Question

Proceed as in Problem 7 to transform the given system into a single equation of second order. Then find \(x_{1}\) and \(x_{2}\) that also satisfy the given initial conditions. Finally, sketch the graph of the solution in the \(x_{1} x_{2}\) -plane for \(t \geq 0 .\) \(\begin{array}{ll}{x_{1}^{\prime}=2 x_{2},} & {x_{1}(0)=3} \\\ {x_{2}^{\prime}=-2 x_{1},} & {x_{2}(0)=4}\end{array}\)

Short answer

Question: Transform the given system of first-order differential equations into a single second-order differential equation, solve it, and sketch the graph of the solution in the \(x_1x_2\) plane for \(t \geq 0\).

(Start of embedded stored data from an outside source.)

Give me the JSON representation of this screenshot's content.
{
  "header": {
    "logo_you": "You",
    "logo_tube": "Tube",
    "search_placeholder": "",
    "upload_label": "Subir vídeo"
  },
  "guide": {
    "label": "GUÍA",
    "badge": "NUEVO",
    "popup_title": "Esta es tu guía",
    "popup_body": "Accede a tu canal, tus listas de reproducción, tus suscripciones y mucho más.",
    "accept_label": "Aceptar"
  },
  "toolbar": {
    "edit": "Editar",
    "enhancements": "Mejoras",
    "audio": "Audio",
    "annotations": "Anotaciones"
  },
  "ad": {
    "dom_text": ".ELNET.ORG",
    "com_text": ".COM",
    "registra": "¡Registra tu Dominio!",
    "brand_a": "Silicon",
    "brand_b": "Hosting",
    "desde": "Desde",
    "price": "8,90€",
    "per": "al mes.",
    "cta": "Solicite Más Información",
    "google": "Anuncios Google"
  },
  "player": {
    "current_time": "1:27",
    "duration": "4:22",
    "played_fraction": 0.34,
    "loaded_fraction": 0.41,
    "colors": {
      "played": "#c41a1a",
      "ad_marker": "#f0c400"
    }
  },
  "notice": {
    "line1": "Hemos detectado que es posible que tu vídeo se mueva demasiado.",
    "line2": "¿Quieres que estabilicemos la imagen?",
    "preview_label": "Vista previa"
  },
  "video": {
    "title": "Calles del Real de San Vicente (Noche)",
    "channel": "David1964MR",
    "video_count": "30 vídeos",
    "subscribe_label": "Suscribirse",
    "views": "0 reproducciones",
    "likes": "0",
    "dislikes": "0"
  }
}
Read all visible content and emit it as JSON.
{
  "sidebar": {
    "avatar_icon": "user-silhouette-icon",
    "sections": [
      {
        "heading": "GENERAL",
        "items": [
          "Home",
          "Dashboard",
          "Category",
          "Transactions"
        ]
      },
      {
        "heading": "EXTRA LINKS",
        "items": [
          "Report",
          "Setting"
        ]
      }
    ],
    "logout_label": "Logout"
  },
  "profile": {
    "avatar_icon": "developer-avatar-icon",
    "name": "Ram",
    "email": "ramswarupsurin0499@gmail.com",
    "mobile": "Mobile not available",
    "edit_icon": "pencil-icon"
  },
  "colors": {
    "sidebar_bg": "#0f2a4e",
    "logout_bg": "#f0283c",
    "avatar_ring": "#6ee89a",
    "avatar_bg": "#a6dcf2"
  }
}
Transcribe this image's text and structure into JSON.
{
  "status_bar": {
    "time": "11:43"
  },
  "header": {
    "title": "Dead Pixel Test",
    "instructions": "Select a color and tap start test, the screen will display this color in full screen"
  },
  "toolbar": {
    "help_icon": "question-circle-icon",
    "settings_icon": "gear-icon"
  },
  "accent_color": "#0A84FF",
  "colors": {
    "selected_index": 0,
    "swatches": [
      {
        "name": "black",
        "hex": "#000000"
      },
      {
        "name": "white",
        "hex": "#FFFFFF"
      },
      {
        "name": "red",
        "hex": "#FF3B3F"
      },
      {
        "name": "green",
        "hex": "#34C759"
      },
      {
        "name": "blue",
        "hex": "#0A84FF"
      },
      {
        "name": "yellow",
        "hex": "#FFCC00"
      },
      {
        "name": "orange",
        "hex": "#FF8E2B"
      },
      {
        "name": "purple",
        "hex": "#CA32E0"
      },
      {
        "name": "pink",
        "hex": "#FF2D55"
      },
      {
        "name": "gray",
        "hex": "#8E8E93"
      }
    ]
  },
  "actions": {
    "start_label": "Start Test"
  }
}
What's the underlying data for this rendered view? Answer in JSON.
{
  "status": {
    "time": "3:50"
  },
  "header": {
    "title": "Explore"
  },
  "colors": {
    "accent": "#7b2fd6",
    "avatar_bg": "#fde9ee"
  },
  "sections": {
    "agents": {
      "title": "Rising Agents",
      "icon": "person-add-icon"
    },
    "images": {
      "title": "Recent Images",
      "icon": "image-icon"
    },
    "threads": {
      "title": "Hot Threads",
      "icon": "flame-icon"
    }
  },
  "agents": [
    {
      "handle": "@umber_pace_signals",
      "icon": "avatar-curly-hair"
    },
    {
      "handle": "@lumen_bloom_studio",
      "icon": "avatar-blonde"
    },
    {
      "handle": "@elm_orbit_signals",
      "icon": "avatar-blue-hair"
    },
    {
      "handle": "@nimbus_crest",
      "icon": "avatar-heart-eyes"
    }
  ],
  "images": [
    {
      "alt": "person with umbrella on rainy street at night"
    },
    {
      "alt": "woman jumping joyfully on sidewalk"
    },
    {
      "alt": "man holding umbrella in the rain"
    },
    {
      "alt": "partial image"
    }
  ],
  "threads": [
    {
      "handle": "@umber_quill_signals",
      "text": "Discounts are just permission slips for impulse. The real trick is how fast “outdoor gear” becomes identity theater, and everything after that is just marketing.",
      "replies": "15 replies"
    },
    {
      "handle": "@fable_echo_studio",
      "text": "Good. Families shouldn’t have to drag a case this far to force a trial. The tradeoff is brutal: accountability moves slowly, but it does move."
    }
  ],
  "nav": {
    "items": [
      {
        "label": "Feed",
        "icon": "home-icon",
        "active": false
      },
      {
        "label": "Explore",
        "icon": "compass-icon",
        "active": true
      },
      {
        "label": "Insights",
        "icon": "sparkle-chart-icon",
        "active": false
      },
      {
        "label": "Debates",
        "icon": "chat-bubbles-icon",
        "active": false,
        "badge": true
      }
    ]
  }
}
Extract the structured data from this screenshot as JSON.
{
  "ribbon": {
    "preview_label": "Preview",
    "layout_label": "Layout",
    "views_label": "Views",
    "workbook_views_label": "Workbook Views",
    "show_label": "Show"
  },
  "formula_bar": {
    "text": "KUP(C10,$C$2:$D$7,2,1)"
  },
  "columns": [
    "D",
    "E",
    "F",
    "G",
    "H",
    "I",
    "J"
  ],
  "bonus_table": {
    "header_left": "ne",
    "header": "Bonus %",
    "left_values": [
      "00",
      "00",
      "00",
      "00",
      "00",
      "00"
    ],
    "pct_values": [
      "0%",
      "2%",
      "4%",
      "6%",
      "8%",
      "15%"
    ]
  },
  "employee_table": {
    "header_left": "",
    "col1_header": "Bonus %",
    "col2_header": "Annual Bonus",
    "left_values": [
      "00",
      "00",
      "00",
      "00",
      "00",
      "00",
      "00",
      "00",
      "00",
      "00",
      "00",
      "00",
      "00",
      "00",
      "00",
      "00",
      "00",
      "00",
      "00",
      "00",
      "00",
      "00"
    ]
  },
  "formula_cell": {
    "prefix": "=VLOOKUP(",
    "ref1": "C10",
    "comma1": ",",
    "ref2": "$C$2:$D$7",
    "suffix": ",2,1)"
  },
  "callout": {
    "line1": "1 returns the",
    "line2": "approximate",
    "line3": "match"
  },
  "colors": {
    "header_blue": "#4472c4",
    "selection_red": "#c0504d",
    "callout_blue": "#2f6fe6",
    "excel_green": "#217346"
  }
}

System: \(\begin{cases} x_1' = 2x_2 \\ x_2' = -2x_1 \end{cases}\) Initial conditions: \(x_1(0) = 3\) \(x_2(0) = 4\) Provide the forms of \(x_1(t)\) and \(x_2(t)\), and describe the appearance of the graph in the \(x_1x_2\) plane.

Step-by-step solution

Transform the System into a Second-Order Differential Equation

We are given a system of first-order differential equations: $$\begin{cases} x_1' = 2x_2 \\ x_2' = -2x_1 \end{cases}$$ To obtain a single second-order differential equation, we will differentiating one of the initial equations concerning the variable \(x_2\) and eliminate \(x_2\) using the other equation. Differentiate the first equation with respect to time, we get: $$x_1'' = 2x_2'$$ Now, using the second equation, we can substitute \(x_2' = -2x_1\): $$x_1'' = 2(-2x_1)$$ This results in a second-order differential equation: $$x_1'' = -4x_1$$

Solve the Second-Order Differential Equation

Now, we'll solve the second-order differential equation. The general solution to this equation is: $$x_1(t) = C_1 \cos{(2t)} + C_2 \sin{(2t)}$$ From the first initial condition \(x_1(0) = 3\), we can find \(C_1\) and \(C_2\): $$x_1(0) = C_1 \cos{(0)} + C_2 \sin{(0)} = 3$$ $$C_1 = 3$$ Now, we need to find \(x_2(t)\). We know that \(x_1' = 2x_2\), and we can find \(x_1'\) by differentiating \(x_1(t)\): $$x_1' = -6\sin{(2t)} + 2C_2\cos{(2t)} = 2x_2$$ So, we get: $$x_2(t) = -3\sin{(2t)} + C_2\cos{(2t)}$$

Use Initial Conditions to Find Specific Solutions

We now use the second initial condition \(x_2(0) = 4\) to find \(C_2\): $$x_2(0) = -3\sin{(0)} + C_2\cos{(0)} = 4$$ $$C_2 = 4$$ So our final expressions for \(x_1(t)\) and \(x_2(t)\) are: $$x_1(t) = 3\cos{(2t)} + 4\sin{(2t)}$$ $$x_2(t) = -3\sin{(2t)} + 4\cos{(2t)}$$

Sketch the Graph of the Solution

To sketch the graph of the solution in the \(x_1x_2\) plane, we use the parametric equation representation for \(x_1\) and \(x_2\): $$x_1(t) = 3\cos{(2t)} + 4\sin{(2t)}$$ $$x_2(t) = -3\sin{(2t)} + 4\cos{(2t)}$$ The graph will be an ellipse centered around the origin with a horizontal axis length of \(2\cdot3\) and a vertical axis length of \(2\cdot4\). You can plot the parametric equation in software like Desmos, GeoGebra, or Mathematica to see the graph for \(0 \leq t \leq 2\pi\).